Looking past the summit, some member states, including Denmark, Poland, and the Baltic countries, are ready to back the UK if it proposed new visa bans and asset freezes on Russian individuals.
Others, including France and Greece are less keen, with France of the opinion that existing Russia sanctions, imposed over its invasion of Ukraine, are robust enough.
“There were differences of opinion on action” at the meeting on Monday, when foreign ministers held an initial exchange of ideas on sanctions, one of the EU diplomats said.
The German foreign minister, on Monday, also said there was a need for “dialogue” with Russia, which he described as a “difficult partner”.
Lithuanian minister Linas Linkevicius, who attended Monday’s talks, told EUobserver he saw no sign that Germany was prepared to question its plan to build a new gas pipeline with Russia, Nord Stream 2, despite the Skripal affair.
EU leaders will also discuss Turkey relations and Western Balkans enlargement on Thursday.

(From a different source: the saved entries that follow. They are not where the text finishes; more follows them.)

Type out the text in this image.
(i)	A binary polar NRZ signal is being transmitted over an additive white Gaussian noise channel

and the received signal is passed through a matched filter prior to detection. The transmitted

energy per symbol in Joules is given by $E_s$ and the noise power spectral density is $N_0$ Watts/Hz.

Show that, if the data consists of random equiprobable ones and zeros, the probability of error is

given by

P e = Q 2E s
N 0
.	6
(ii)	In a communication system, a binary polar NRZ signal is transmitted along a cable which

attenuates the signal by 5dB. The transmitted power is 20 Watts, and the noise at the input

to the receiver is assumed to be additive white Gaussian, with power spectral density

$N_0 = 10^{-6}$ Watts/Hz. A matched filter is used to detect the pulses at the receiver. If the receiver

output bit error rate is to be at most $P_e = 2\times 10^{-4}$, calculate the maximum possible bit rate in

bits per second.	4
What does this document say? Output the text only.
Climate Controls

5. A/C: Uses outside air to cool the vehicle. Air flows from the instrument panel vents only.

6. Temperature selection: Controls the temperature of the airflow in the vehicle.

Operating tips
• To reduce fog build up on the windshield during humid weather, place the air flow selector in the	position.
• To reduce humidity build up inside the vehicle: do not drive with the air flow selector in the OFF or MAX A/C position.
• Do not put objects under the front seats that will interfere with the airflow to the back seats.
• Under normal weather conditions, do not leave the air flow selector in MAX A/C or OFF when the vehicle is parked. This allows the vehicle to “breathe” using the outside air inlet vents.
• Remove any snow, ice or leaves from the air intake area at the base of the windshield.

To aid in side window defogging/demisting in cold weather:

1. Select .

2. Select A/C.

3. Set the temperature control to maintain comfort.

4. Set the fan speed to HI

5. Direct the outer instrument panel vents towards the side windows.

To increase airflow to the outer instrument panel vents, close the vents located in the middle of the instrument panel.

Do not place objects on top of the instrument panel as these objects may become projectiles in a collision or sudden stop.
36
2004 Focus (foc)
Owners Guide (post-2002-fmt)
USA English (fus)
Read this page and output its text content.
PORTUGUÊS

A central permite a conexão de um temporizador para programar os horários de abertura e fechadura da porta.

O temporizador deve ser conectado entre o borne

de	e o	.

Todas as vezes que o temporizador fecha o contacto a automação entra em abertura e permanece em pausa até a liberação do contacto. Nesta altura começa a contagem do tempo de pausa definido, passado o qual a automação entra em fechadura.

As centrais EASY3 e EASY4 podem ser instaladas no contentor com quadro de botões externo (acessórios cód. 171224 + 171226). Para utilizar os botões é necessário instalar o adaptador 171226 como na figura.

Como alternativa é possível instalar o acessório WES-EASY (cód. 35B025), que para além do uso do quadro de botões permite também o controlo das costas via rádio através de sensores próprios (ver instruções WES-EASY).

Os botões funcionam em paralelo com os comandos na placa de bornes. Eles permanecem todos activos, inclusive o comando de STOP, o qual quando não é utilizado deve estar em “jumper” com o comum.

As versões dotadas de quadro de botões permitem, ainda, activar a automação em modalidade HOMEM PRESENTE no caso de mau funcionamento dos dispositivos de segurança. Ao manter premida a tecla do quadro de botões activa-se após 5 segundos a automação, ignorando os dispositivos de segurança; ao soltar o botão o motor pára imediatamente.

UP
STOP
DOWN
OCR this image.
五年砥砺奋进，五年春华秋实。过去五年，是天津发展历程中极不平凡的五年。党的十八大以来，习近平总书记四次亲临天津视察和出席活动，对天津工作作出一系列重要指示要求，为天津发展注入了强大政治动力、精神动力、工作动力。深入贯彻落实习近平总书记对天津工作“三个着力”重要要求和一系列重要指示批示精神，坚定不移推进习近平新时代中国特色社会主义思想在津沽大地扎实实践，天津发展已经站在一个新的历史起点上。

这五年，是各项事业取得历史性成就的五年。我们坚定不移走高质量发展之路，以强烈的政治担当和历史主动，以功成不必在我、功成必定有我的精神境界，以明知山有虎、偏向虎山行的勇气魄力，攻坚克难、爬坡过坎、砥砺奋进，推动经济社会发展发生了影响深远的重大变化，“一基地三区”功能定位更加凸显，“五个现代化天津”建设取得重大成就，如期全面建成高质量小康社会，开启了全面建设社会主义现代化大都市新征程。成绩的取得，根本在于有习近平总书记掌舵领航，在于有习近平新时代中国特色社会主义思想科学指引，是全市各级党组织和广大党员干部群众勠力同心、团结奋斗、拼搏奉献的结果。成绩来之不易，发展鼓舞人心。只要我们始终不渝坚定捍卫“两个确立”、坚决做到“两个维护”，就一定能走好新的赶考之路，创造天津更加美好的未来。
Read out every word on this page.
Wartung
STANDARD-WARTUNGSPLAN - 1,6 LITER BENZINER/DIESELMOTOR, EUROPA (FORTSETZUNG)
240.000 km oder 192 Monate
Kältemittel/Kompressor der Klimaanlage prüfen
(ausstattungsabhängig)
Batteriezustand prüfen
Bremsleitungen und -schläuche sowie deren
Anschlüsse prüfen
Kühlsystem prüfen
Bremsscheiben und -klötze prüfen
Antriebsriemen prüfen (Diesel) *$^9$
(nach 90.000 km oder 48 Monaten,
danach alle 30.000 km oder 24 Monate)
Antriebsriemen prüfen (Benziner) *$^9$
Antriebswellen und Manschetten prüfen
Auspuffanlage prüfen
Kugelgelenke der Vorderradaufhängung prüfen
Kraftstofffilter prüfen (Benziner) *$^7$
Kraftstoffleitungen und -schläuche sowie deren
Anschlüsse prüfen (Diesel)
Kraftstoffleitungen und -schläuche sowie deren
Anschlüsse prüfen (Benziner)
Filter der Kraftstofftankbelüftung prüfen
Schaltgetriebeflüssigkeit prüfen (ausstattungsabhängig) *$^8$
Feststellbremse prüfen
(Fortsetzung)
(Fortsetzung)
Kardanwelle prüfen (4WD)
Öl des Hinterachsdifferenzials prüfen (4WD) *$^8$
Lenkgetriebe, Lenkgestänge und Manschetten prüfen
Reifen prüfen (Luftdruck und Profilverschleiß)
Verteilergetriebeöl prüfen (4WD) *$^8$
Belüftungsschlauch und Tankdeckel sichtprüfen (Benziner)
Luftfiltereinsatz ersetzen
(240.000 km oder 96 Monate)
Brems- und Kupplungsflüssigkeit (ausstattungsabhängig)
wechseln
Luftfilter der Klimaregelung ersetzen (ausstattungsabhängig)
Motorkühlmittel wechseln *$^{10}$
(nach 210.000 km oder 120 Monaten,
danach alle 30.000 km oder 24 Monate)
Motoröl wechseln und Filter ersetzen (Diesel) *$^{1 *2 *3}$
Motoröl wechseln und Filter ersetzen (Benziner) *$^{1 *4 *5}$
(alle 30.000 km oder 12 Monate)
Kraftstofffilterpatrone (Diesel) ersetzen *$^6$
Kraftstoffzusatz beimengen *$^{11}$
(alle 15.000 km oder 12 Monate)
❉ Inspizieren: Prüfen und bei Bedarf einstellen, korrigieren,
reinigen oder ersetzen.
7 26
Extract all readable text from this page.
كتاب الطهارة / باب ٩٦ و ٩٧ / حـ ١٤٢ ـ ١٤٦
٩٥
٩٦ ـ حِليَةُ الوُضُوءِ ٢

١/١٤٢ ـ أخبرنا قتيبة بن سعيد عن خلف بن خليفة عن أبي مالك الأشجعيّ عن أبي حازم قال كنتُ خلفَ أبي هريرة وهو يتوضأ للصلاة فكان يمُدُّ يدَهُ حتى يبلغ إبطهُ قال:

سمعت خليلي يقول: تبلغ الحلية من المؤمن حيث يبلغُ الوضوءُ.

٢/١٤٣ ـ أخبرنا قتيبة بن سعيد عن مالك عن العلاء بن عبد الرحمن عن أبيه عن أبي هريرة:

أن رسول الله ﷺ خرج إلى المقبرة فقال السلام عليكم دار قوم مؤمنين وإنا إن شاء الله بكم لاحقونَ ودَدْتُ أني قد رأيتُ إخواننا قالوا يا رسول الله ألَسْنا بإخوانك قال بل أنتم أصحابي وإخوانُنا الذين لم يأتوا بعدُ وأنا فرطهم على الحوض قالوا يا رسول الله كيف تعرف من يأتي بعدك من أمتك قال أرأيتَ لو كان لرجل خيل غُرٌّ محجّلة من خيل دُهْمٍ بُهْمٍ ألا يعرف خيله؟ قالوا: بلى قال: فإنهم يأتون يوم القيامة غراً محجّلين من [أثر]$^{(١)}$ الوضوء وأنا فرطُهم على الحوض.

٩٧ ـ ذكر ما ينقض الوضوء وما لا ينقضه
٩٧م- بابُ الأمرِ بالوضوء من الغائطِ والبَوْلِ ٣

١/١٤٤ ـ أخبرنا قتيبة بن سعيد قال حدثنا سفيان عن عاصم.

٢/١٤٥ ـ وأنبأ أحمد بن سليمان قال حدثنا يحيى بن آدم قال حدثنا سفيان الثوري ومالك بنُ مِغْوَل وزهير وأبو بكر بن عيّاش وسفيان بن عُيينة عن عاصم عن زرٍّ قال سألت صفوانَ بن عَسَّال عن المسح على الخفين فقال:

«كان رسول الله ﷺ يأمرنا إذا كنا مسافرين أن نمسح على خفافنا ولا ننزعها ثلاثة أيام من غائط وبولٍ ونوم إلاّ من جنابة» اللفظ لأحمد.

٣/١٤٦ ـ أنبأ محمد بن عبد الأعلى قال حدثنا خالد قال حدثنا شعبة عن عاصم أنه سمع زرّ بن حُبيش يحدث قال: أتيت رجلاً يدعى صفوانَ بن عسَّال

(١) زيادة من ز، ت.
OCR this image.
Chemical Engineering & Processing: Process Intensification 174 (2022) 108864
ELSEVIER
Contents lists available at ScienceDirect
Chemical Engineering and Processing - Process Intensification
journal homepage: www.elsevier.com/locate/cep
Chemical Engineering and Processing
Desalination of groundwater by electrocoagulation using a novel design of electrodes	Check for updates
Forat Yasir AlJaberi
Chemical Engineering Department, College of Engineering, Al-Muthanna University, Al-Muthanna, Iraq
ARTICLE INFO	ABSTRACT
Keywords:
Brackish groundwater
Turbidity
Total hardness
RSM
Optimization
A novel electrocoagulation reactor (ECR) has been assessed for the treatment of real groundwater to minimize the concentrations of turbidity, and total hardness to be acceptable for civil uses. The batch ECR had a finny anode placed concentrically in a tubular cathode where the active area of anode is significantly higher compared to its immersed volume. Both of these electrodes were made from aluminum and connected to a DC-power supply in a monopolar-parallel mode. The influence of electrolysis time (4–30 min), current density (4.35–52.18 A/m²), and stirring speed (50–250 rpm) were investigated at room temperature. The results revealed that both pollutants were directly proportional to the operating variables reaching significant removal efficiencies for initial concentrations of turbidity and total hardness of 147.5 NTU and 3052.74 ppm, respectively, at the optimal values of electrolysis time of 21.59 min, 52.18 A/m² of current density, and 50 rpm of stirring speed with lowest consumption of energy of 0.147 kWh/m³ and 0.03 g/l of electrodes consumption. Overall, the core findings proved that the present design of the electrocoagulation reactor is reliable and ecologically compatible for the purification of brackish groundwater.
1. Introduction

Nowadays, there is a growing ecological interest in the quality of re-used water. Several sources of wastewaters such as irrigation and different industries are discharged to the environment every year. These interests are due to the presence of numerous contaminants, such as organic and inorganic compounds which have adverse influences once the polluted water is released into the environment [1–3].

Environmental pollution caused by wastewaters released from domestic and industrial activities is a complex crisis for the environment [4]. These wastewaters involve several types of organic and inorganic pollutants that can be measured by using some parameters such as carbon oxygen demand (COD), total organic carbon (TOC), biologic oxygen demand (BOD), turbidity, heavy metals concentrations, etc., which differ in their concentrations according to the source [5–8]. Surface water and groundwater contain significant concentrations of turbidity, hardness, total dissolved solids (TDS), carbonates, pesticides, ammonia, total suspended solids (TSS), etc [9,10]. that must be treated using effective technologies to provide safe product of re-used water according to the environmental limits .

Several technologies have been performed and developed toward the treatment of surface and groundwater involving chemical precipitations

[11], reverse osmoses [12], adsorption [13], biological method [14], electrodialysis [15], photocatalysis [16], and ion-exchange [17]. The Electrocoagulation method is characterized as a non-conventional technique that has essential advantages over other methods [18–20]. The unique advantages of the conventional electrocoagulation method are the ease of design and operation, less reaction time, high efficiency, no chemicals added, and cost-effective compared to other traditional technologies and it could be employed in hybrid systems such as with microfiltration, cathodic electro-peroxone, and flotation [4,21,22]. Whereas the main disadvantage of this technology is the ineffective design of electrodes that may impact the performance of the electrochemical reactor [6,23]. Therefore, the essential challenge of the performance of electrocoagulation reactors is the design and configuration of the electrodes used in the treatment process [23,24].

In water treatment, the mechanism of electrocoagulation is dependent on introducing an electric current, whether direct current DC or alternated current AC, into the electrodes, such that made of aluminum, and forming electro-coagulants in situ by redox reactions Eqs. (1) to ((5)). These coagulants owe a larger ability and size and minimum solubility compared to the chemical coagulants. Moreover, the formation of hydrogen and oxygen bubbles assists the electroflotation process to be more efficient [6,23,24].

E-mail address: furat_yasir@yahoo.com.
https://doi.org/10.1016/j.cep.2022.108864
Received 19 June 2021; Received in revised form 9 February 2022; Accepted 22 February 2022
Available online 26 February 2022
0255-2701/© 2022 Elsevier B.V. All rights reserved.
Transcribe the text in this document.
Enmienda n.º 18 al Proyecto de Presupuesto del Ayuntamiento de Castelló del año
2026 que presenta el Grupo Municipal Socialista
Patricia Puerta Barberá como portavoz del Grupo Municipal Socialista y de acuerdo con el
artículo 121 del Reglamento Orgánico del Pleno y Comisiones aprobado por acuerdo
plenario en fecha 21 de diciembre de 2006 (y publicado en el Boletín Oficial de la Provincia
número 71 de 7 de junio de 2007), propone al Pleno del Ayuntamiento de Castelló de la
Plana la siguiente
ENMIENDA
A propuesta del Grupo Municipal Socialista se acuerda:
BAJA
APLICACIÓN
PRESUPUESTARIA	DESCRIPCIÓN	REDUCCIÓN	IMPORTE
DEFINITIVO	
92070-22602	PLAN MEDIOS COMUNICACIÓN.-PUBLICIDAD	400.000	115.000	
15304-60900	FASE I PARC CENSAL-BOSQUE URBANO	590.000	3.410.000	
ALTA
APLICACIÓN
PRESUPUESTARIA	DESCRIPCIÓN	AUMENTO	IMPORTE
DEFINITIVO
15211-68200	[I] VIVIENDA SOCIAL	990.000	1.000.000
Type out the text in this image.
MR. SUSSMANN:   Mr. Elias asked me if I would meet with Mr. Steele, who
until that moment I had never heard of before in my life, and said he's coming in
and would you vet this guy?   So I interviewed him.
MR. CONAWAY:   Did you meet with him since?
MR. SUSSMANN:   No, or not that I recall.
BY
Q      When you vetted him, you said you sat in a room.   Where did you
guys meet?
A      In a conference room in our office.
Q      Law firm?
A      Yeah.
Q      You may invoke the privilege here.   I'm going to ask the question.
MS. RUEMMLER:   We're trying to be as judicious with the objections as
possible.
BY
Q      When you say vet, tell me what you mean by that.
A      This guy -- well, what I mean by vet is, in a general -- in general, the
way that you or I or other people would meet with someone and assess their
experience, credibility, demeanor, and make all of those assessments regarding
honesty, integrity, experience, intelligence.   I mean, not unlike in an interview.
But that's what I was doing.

Turkish leader Recep Tayyip Erdogan has curbed the flow of Syrian refugees to Greece, but wants progress on visa-free and EU accession talks despite his authoritarian crackdown at home and a series of confrontations with EU states, such as his recent arrest of two Greek soldiers.
Leaders will push Tusk to ask Erdogan if he is still prepared to cooperate on migration and counter-terrorism when he meets the Turkish president at a summit in Varna next week.
The EU needs to maintain a “strategic dialogue” with Turkey, an EU diplomat said. He described Erdogan as an “unpredictable partner”, however. “We can’t act as if nothing had happened [in Turkey]. The situation is highly problematic,” the diplomat said.
Lithuania’s Linkevicius told EUobserver the EU should not end accession talks with Turkey because the process was “better than nothing” in terms of promoting EU values.
He added that Western allies had bigger fish to fry than Erdogan’s political provocations.
“There could even be possible a collision of [Nato] allied forces [in Syria], which would be dangerous,” he said referring to ongoing Turkish and other Nato members’ operations there.
The EU summit conclusions are to say that a Western Balkans summit in Sofia in May will focus on “reaffirming the European perspective for the region”, according to a draft seen by EUobserver.
But behind the scenes, some EU states, such as the Netherlands, do not want the Sofia event to send the message that enlargement is speeding up.
“There’s confusion on the objective of the summit. Some see it as pre-negotiations on enlargement, others want a more strategic debate, and to focus on points of cooperation,” a diplomat said, referring to cooperation on building new infrastructure in the region, or helping people to get permits to work in the EU.